Cathedral City May Soon Have Fewer Police Officers
Will 21 police officers be enough to protect a city of over 60,000 people?
According to Cathedral City police officer Alfredo Luna, “What we have right now is not enough. Twenty one is definitely not going to be enough.”
Yet, that might need to suffice if Cathedral City passes its proposal of 14 layoffs to the Cathedral City Police Department. The city council meeting brimmed with Cathedral City police officers and residents boldly stepping to the microphone to counter the city’s proposal.
“The only thing keeping our city’s criminals from taking over the streets is their knowledge that the Cathedral City Police Department will not let them,” Luna said.

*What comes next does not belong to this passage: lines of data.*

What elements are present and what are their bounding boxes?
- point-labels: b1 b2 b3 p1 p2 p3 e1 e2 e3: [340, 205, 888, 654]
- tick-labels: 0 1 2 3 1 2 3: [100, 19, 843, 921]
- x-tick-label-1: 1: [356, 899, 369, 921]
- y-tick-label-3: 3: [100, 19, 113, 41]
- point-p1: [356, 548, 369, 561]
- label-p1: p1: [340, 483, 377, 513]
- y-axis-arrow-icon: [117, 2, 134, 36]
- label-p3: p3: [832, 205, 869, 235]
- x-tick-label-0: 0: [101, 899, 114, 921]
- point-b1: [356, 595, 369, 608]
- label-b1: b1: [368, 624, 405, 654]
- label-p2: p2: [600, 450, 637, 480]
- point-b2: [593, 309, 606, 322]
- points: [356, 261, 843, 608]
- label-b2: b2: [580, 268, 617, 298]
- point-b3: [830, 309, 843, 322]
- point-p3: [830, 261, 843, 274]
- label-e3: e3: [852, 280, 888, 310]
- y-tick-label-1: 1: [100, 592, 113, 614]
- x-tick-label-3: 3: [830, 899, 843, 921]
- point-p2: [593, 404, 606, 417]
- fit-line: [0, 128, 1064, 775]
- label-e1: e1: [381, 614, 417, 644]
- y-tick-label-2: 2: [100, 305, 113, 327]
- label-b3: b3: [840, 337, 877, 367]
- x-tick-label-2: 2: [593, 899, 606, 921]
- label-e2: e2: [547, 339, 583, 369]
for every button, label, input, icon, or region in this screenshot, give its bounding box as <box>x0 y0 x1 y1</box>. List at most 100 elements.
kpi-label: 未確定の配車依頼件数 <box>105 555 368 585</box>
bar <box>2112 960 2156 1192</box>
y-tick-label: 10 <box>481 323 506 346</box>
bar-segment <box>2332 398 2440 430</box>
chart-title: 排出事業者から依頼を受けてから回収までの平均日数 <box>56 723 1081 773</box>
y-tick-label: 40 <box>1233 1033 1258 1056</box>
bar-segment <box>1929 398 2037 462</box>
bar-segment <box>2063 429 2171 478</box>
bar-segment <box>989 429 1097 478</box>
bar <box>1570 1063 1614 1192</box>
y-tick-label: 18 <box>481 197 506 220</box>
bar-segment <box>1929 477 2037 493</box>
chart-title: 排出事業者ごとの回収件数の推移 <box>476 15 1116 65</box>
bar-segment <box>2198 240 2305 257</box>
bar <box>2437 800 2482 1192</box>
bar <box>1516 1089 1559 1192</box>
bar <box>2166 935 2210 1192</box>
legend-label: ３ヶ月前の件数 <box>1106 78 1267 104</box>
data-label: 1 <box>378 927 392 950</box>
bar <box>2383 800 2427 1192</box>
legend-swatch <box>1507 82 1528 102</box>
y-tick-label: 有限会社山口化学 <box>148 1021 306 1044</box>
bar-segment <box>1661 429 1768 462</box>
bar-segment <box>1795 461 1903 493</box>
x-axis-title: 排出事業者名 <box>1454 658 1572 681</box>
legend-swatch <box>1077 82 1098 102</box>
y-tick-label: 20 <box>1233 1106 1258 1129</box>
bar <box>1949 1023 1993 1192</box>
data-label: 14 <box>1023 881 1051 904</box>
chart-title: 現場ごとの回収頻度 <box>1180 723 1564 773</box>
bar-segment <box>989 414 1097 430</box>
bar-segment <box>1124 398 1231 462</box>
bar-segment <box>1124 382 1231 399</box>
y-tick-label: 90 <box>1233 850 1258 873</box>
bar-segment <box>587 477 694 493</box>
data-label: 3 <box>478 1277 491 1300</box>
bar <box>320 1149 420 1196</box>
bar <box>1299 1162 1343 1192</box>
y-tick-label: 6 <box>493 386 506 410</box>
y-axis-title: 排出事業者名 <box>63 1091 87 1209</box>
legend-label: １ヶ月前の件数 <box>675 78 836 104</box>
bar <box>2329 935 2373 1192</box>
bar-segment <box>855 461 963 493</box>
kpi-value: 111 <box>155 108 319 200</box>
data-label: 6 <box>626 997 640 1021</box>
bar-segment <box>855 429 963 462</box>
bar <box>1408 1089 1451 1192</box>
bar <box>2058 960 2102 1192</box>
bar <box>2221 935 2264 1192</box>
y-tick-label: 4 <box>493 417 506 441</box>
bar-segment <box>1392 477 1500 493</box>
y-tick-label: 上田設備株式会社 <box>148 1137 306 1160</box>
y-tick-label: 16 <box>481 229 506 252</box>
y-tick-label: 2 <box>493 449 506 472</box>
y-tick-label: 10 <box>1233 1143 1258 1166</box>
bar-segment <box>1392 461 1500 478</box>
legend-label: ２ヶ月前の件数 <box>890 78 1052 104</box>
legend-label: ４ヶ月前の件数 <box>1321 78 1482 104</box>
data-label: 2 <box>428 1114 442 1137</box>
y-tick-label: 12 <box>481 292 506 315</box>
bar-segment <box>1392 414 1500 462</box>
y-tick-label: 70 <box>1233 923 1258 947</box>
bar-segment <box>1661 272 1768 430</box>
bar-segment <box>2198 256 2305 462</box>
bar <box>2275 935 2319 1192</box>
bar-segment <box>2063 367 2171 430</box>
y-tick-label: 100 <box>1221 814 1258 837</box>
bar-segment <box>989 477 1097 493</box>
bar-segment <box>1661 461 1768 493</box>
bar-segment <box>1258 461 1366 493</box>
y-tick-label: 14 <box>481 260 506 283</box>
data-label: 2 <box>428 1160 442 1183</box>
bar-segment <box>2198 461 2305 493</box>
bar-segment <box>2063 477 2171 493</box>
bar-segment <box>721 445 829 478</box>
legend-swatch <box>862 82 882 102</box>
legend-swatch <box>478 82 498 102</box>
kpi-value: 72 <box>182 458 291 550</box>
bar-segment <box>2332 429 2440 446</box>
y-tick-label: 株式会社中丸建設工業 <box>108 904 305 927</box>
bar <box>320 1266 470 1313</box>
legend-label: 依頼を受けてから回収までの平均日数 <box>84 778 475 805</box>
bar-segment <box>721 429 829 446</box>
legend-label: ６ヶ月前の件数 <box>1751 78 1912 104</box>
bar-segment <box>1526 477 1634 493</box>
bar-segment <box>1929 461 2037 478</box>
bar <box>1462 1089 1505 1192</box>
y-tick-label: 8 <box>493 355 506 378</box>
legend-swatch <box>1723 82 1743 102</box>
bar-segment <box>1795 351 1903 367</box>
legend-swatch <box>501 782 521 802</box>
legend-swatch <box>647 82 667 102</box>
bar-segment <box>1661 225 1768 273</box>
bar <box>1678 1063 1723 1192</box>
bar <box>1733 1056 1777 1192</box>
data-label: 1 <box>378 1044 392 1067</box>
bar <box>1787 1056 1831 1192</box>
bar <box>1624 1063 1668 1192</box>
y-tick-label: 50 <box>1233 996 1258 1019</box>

The Cathedral City Police Department is allowed to have 57 employees, and right now it isn’t at capacity. Of those fourteen spots on the chopping block, nine are employees that would potentially lose their jobs and five are empty positions that wouldn’t be filled.
“One of them has a baby on the way, he has another baby that’s a year old. They’re looking at unemployment. They just bought a home, they can lose their home,” Luna said.
Four hundred redevelopment agencies shut down February 1st, leaving Cathedral City in a tight spot. As the Police Department says — $8 million over budget.
“We are looking at a major revenue shortfall and that has resulted in putting forward proposals as to how we can best me that with reductions,” Cathedral City city manager Don Bradley said.
Is taking jobs away from public safety the best option?
“The problem is so significant that in times past we have tried to protect public safety. Because we cut so far back in other areas in city government at this point in my judgement we would have no choice but to cut public safety,” Bradley said.
Potential layoffs will affect the fire department and two other unions as well — a total of about 60 city employees that could lose their jobs. Yet, the police department hasn’t lost hope.
“We’ve always negotiated well with the city, and we’re prepared to continue negotiations,” Mark Robles, president of the Police Officers Association, said.